Jules Gabriel Verne (8 February 1828 – 24 March 1905) was a French author who helped pioneer the science-fiction genre. He is best known for his novels A Journey to the Center of the Earth (1864), From the Earth to the Moon (1865), Twenty Thousand Leagues under the Sea (1869–1870), Around the World in Eighty Days (1873) and The Mysterious Island (1875). Verne wrote about space, air, and underwater travel before navigable aircraft and practical submarines were invented, and before any means of space travel had been devised. Consequently he is often referred to as the "Father of science fiction", along with H. G. Wells. Verne is the second most translated author of all time, only behind Agatha Christie, with 4223 translations, according to Index Translationum. Some of his works have been made into films.

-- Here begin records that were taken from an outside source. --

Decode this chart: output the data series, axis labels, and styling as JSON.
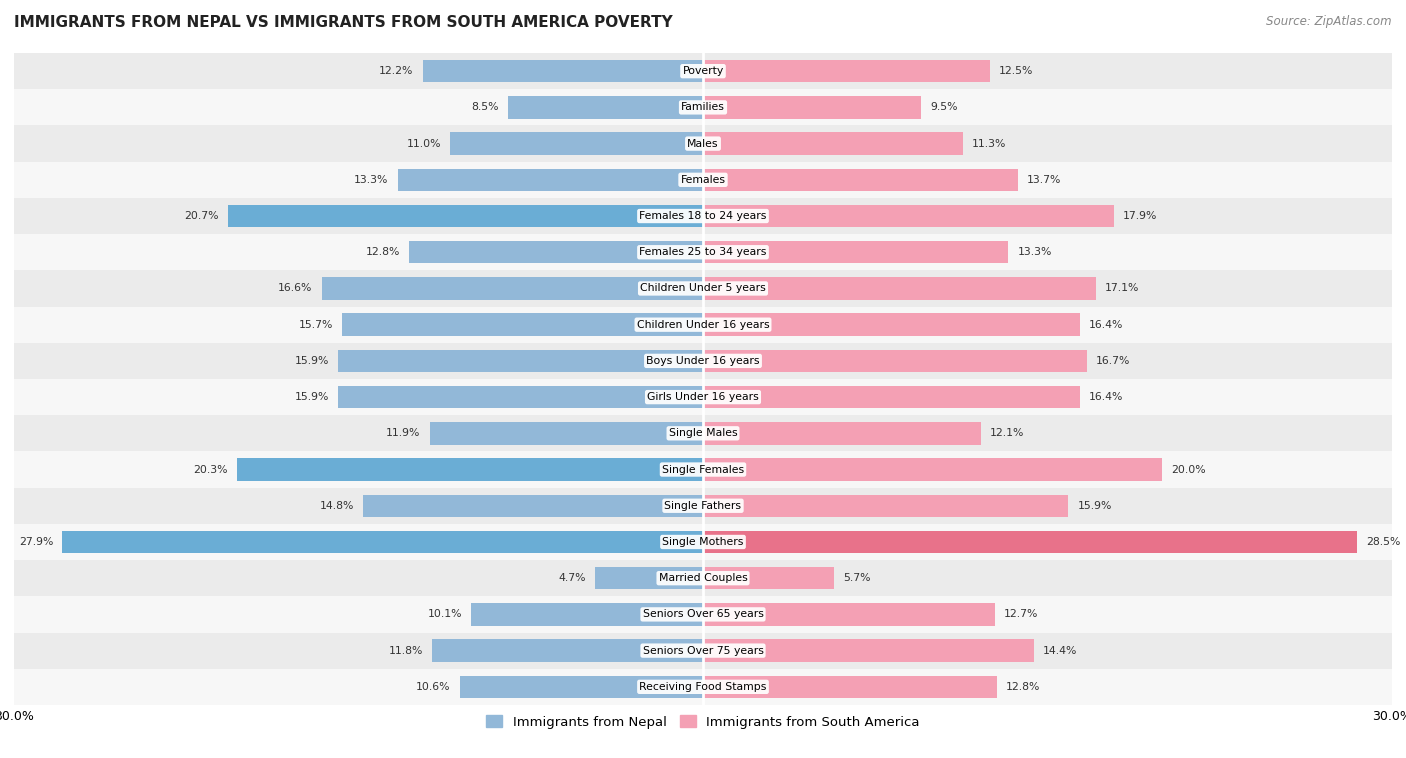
{
  "title": "IMMIGRANTS FROM NEPAL VS IMMIGRANTS FROM SOUTH AMERICA POVERTY",
  "source": "Source: ZipAtlas.com",
  "categories": [
    "Poverty",
    "Families",
    "Males",
    "Females",
    "Females 18 to 24 years",
    "Females 25 to 34 years",
    "Children Under 5 years",
    "Children Under 16 years",
    "Boys Under 16 years",
    "Girls Under 16 years",
    "Single Males",
    "Single Females",
    "Single Fathers",
    "Single Mothers",
    "Married Couples",
    "Seniors Over 65 years",
    "Seniors Over 75 years",
    "Receiving Food Stamps"
  ],
  "nepal_values": [
    12.2,
    8.5,
    11.0,
    13.3,
    20.7,
    12.8,
    16.6,
    15.7,
    15.9,
    15.9,
    11.9,
    20.3,
    14.8,
    27.9,
    4.7,
    10.1,
    11.8,
    10.6
  ],
  "south_america_values": [
    12.5,
    9.5,
    11.3,
    13.7,
    17.9,
    13.3,
    17.1,
    16.4,
    16.7,
    16.4,
    12.1,
    20.0,
    15.9,
    28.5,
    5.7,
    12.7,
    14.4,
    12.8
  ],
  "nepal_color": "#92b8d8",
  "south_america_color": "#f4a0b4",
  "nepal_label": "Immigrants from Nepal",
  "south_america_label": "Immigrants from South America",
  "xlim": 30.0,
  "bar_height": 0.62,
  "background_color": "#ffffff",
  "row_alt_color": "#ebebeb",
  "row_main_color": "#f7f7f7",
  "highlight_nepal": [
    4,
    11,
    13
  ],
  "highlight_sa": [
    13
  ],
  "highlight_color_nepal": "#6aadd5",
  "highlight_color_sa": "#e8728a"
}
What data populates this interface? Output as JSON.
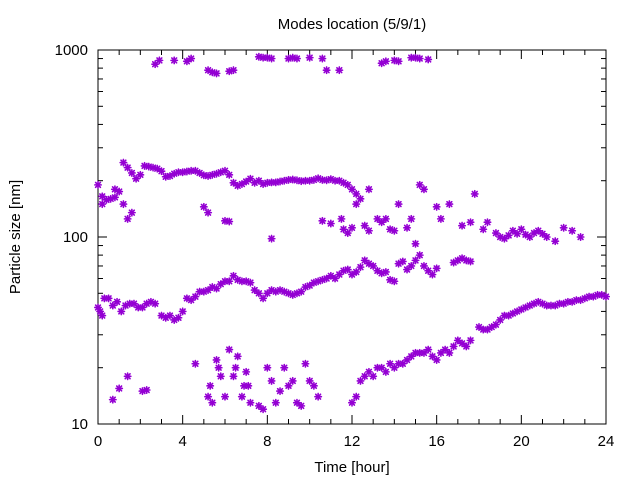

He was born in the bustling harbor city of Nantes in Western France. The oldest of five children, he spent his early years at home with his parents. The family spent summers in a country house just outside the city, on the banks of the Loire River. Verne and his brother Paul, of whom Verne was very fond, would often rent a boat for a franc a day. The sight of the many ships navigating the river sparked Verne's imagination, as he describes in the autobiographical short story "Souvenirs d'Enfance et de Jeunesse". When Verne was nine, he and Paul were sent to boarding school at the Saint Donatien College (Petit séminaire de Saint-Donatien). As a child, he developed a great interest in travel and exploration, a passion he showed as a writer of adventure stories and science fiction. At twelve, he snuck onto a ship that was bound for India, the Coralie, only to be caught and severely whipped by his father. He famously stated, "I shall from now on only travel in my imagination."

At the boarding school, Verne studied Latin, which he used in his short story "Le Mariage de Monsieur Anselme des Tilleuls" in the mid 1850s. One of his teachers may have been the French inventor Brutus de Villeroi, professor of drawing and mathematics at Saint Donatien in 1842, and who later became famous for creating the U.S. Navy's first submarine, the U.S.S. Alligator. De Villeroi may have inspired Verne's conceptual design for the Nautilus in Twenty Thousand Leagues Under The Sea, although no direct exchanges between the two men have been recorded. At Nantes in 1835, when De Villeroi and a companion submerged for two hours in a ten foot submarine, Verne was seven years old. For years afterward, De Villeroi carried on submarine experiments in Nantes.